Bounded Real Function may not be of Bounded Variation

Theorem

Let $a, b$ be real numbers with $a < b$.

Let $f : \closedint a b \to \R$ be a bounded function.

Then $f$ is not necessarily of bounded variation.

Proof

Let $a = 0$, $b = 1$.

Define $f : \closedint 0 1 \to \R$ by:

$\map f x = \begin{cases} 1 & x \in \Q \\ 0 & x \not \in \Q \end{cases}$

For each finite subdivision $P$ of $\closedint 0 1$, write:

$P = \set {x_0, x_1, \ldots, x_n }$

with:

$0 = x_0 < x_1 < x_2 < \cdots < x_{n - 1} < x_n = 1$

For each such subdivision also write:

$\ds \map {V_f} {P ; \closedint 0 1} = \sum_{i \mathop = 1}^n \size {\map f {x_i} - \map f {x_{i - 1} } }$

It suffices to find a sequence of finite subdivisions $\sequence {P_n}$ such that:

$\ds \lim_{n \mathop \to \infty} \map {V_f} {P_n ; \closedint 0 1} = \infty$

by the definition of bounded variation.

For each $n \in \N$, let $P_n$ be a finite subdivision of size $n + 2$.
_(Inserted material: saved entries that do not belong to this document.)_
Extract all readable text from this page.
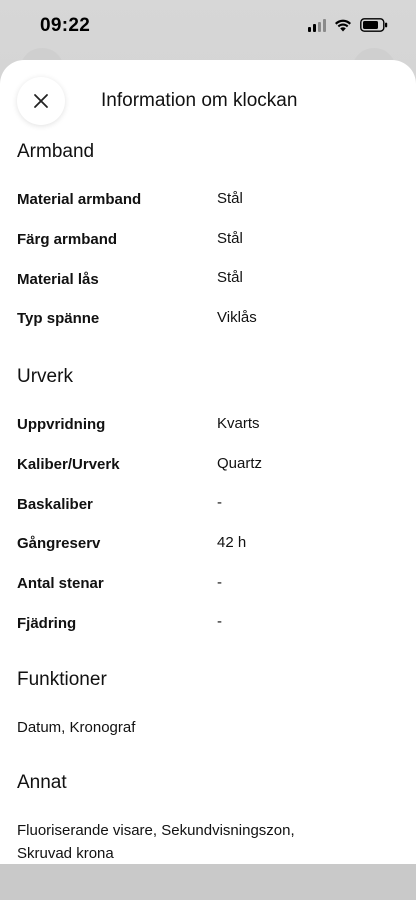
09:22
Information om klockan
Armband
Material armband	Stål
Färg armband	Stål
Material lås	Stål
Typ spänne	Viklås
Urverk
Uppvridning	Kvarts
Kaliber/Urverk	Quartz
Baskaliber	-
Gångreserv	42 h
Antal stenar	-
Fjädring	-
Funktioner
Datum, Kronograf
Annat
Fluoriserande visare, Sekundvisningszon,
Skruvad krona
Let $\sequence {x_n}_{0 \mathop \le i \mathop \le n + 2}$ be the sequence forming this subdivision.

Note that from Between two Rational Numbers exists Irrational Number:

it is possible to select an irrational number strictly between two rational numbers.

Similarly from Between two Real Numbers exists Rational Number:

it is possible to select a rational number strictly between two irrational numbers.
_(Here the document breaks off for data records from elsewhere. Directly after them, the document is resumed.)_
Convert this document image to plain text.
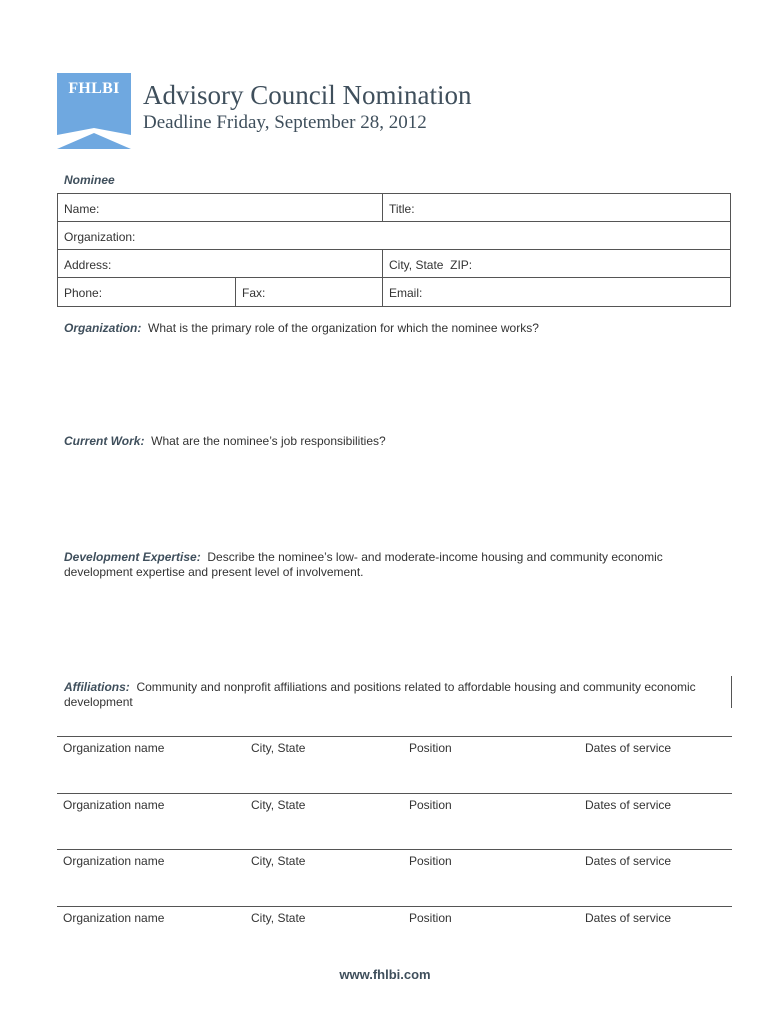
FHLBI Advisory Council Nomination
Deadline Friday, September 28, 2012
Nominee
Name:	Title:
Organization:
Address:	City, State  ZIP:
Phone:	Fax:	Email:
Organization: What is the primary role of the organization for which the nominee works?
Current Work: What are the nominee’s job responsibilities?
Development Expertise: Describe the nominee’s low- and moderate-income housing and community economic development expertise and present level of involvement.
Affiliations: Community and nonprofit affiliations and positions related to affordable housing and community economic development
Organization name	City, State	Position	Dates of service
Organization name	City, State	Position	Dates of service
Organization name	City, State	Position	Dates of service
Organization name	City, State	Position	Dates of service
www.fhlbi.com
We can therefore define $x_i$ for $1 \le i \le n + 1$ as follows:

if $i$ is odd, let $x_i$ be an irrational number between $x_{i - 1}$ and $b$

if $i$ is even, let $x_i$ be a rational number between $x_{i - 1}$ and $b$.

Let $x_0 = 0$ and $x_{n + 2} = 1$ to complete the definition.

Then:

\(\ds \map {V_f} {P_n ; \closedint 0 1}\)

\(=\)

\(\ds \sum_{i \mathop = 1}^{n + 2} \size {\map f {x_i} - \map f {x_{i - 1} } }\)

\(\ds \)

\(\ge\)

\(\ds \sum_{i \mathop = 1}^{n + 1} \size {\map f {x_i} - \map f {x_{i - 1} } }\)

We omit the term $i = n + 2$ for convenience.

Note that:

if $x_i$ is rational then $x_{i + 1}$ is irrational.

That is:

if $\map f {x_i} = 1$ then $\map f {x_{i + 1} } = 0$.

Similarly:

if $x_i$ is irrational then $x_{i + 1}$ is rational.

That is:

if $\map f {x_i} = 0$ then $\map f {x_{i + 1} } = 1$.

So for all $1 \le i \le n + 1$, we have:

$\size {\map f {x_i} - \map f {x_{i - 1} } } = 1$

Hence:

$\ds \sum_{i \mathop = 1}^{n + 1} \size {\map f {x_i} - \map f {x_{i - 1} } } = n + 1$

So:

$\ds \map {V_f} {P_n ; \closedint 0 1} \ge n + 1$

giving:

$\ds \lim_{n \mathop \to \infty} \map {V_f} {P_n ; \closedint 0 1} = \infty$

as required.

$\blacksquare$

Also see

• Function of Bounded Variation is Bounded: this result shows that the converse of that result is false.